Nancy Kell Death due to Tow Tether
Author Last Post

Date: 2019-02-24
River: Red Creek
Victim: Nancy Kell
Reports by: Ken Durr and Bill Durr
Location: about three miles west of Laneville, WV
Water level: Medium-High (AW reported 465 CFS – Green level)
Difficulty: II+ (at that point in the river)

Report by Ken Durr:

A group of seven boaters set out to run Red Creek from Laneville to the Dry Fork of the Cheat. Air temperature was approximately high 50s, but getting colder. Winds were becoming gusty making communication difficult. All were experienced boaters. All had taken swift water rescue classes. About three miles into the run, in relatively flat water, we took a left hand turn around an island and approached a spot with a pile of wood, mostly branches, extending 4-5 feet from river left. To the right of this strainer was a clear channel approximately 10-15 feet wide, and then another strainer extending 10-15 feet to the island.
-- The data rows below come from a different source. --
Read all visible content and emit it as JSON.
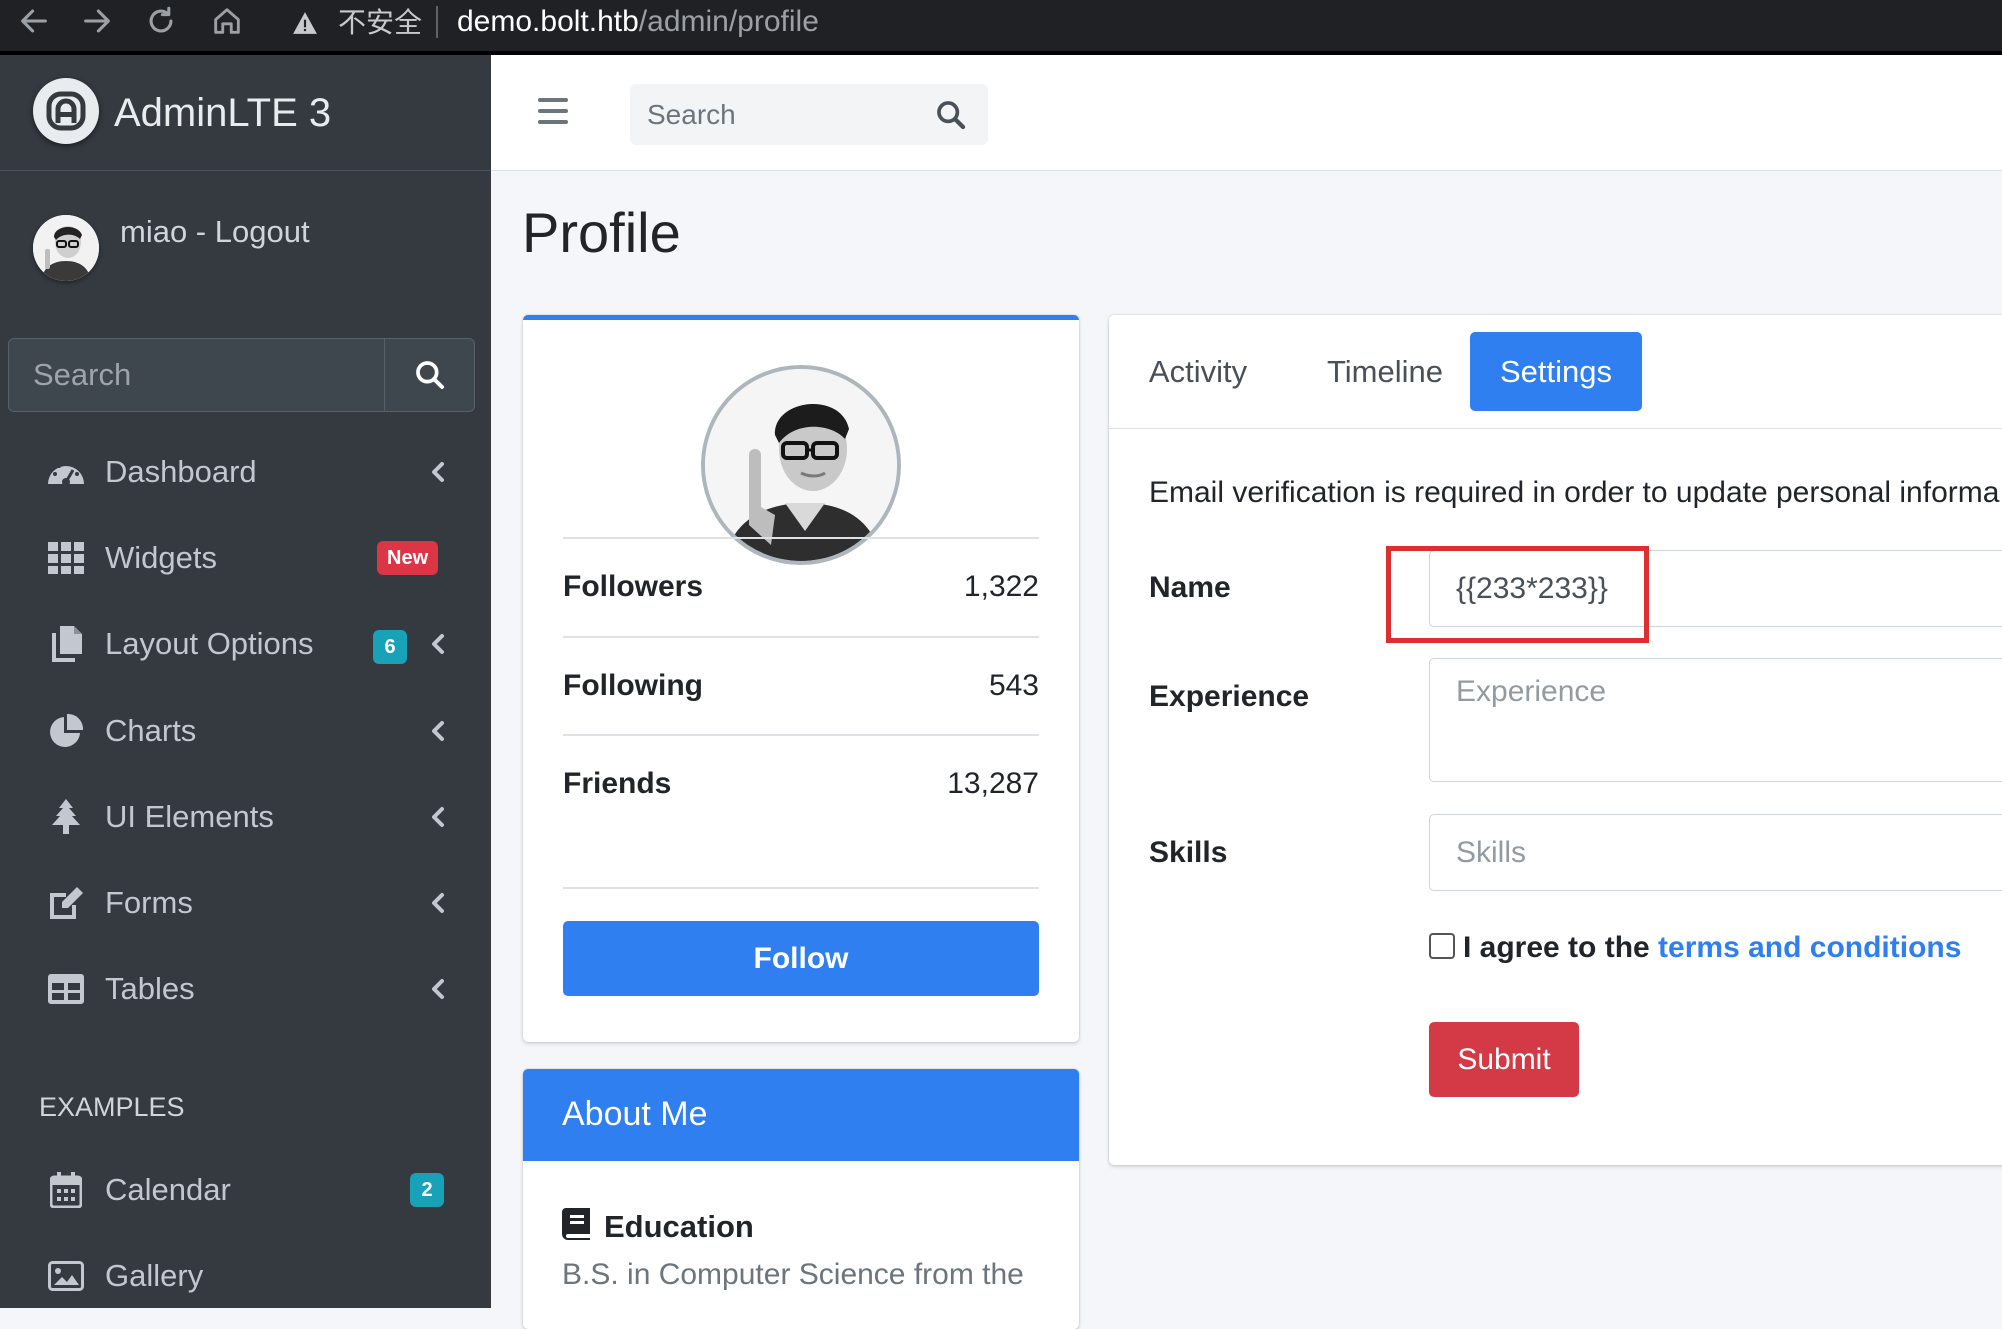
{
  "browser": {
    "insecure_label": "不安全",
    "url_host": "demo.bolt.htb",
    "url_path": "/admin/profile"
  },
  "sidebar": {
    "brand": "AdminLTE 3",
    "user": "miao - Logout",
    "search_placeholder": "Search",
    "items": [
      {
        "label": "Dashboard",
        "icon": "tachometer-icon"
      },
      {
        "label": "Widgets",
        "icon": "th-grid-icon",
        "badge": "New"
      },
      {
        "label": "Layout Options",
        "icon": "copy-icon",
        "badge": "6"
      },
      {
        "label": "Charts",
        "icon": "pie-chart-icon"
      },
      {
        "label": "UI Elements",
        "icon": "tree-icon"
      },
      {
        "label": "Forms",
        "icon": "edit-icon"
      },
      {
        "label": "Tables",
        "icon": "table-icon"
      }
    ],
    "header": "EXAMPLES",
    "examples": [
      {
        "label": "Calendar",
        "icon": "calendar-icon",
        "badge": "2"
      },
      {
        "label": "Gallery",
        "icon": "image-icon"
      }
    ]
  },
  "topbar": {
    "search_placeholder": "Search"
  },
  "page": {
    "title": "Profile"
  },
  "profile": {
    "stats": [
      {
        "label": "Followers",
        "value": "1,322"
      },
      {
        "label": "Following",
        "value": "543"
      },
      {
        "label": "Friends",
        "value": "13,287"
      }
    ],
    "follow_label": "Follow"
  },
  "about": {
    "title": "About Me",
    "education_title": "Education",
    "education_text": "B.S. in Computer Science from the"
  },
  "settings": {
    "tabs": [
      "Activity",
      "Timeline",
      "Settings"
    ],
    "active_tab": "Settings",
    "notice": "Email verification is required in order to update personal informa",
    "name_label": "Name",
    "name_value": "{{233*233}}",
    "experience_label": "Experience",
    "experience_placeholder": "Experience",
    "skills_label": "Skills",
    "skills_placeholder": "Skills",
    "agree_text": "I agree to the ",
    "agree_link": "terms and conditions",
    "submit_label": "Submit"
  },
  "colors": {
    "primary": "#2f7ff0",
    "danger": "#dc3545",
    "info": "#17a2b8",
    "sidebar_bg": "#343a40",
    "highlight": "#dc3030"
  }
}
Bill Durr, leading, eddied out river left about 15 feet above the channel and then ran it. I eddied out at the same place facing downstream. Nancy then eddied out ahead of me, facing upstream, just upstream from a log protruding a few feet from the bank at head or shoulder height. I warned her not to drift into it, but she hit it, flipped, and I saw the boat run through the channel upside down. It did not stop or slow at any point; there was no attempt to roll, and no apparent swim. The next boater down, Josh Barza, asked me what to do, I said to follow the boat, thinking odds were she was still in it and possibly incapacitated. Other boaters followed him.

The boat was soon out of sight and I could not know what the pursuers had found, but thinking that it was also possible that she had no longer been in the boat, I took out river left and began scouting the river on foot, starting at the strainer and walking down, scanning the river in approximately the area that the boat went, but also looking along the far shore, thinking that she might have ejected without us noticing. As I scouted down the shore I met Bill Durr coming up. He asked where Nancy was. I said she must be downstream because I could not see her here. I went back up river scanning the same area again. Elapsed time at this point was probably 4-5 minutes. 

I then saw Nancy’s PFD and helmet 2 or 3 inches under water at the spot where the channel began, just beside the river left strainer. She had not previously been visible to me there—other boaters had also gone by without seeing anything. I began blowing my whistle and did not stop. I jumped on and into the upstream side of the river left strainer and was secure in it, up to my waist in water. I pulled Nancy up, facing downstream, and held her head out of the water. After 30 or 40 seconds, because she was non-responsive, it was very difficult to keep her head up, and there were no other boaters around, I sought an alternative. I checked around her body with one hand and felt a taught strap (I later learned that this was an elastic cow tail tow tether) directly below her, extending from her PFD to, I believe, a branch protruding from the strainer about a foot down. I took Nancy’s knife from her PFD and cut the strap. She immediately floated feet first, head up, downstream.

I was stuck in the strainer for one or two minutes but eventually got free by shifting my weight. I got back in my boat and headed downstream looking for Nancy. About an eighth of a mile down, I found Josh and Bill administering CPR to Nancy on a gravel bar. Josh and Bill began CPR at around 1:10. I got out and helped them carry her to an island. Josh knew CPR and continued performing it, with Bill and me helping him. We also administered rescue breaths at Josh’s direction. After about five minutes Charlie Duffy arrived and instructed me to go for help. I boated about a quarter mile downstream and found a farm house on river right—the occupants called 911 and I led one of them upstream to the site.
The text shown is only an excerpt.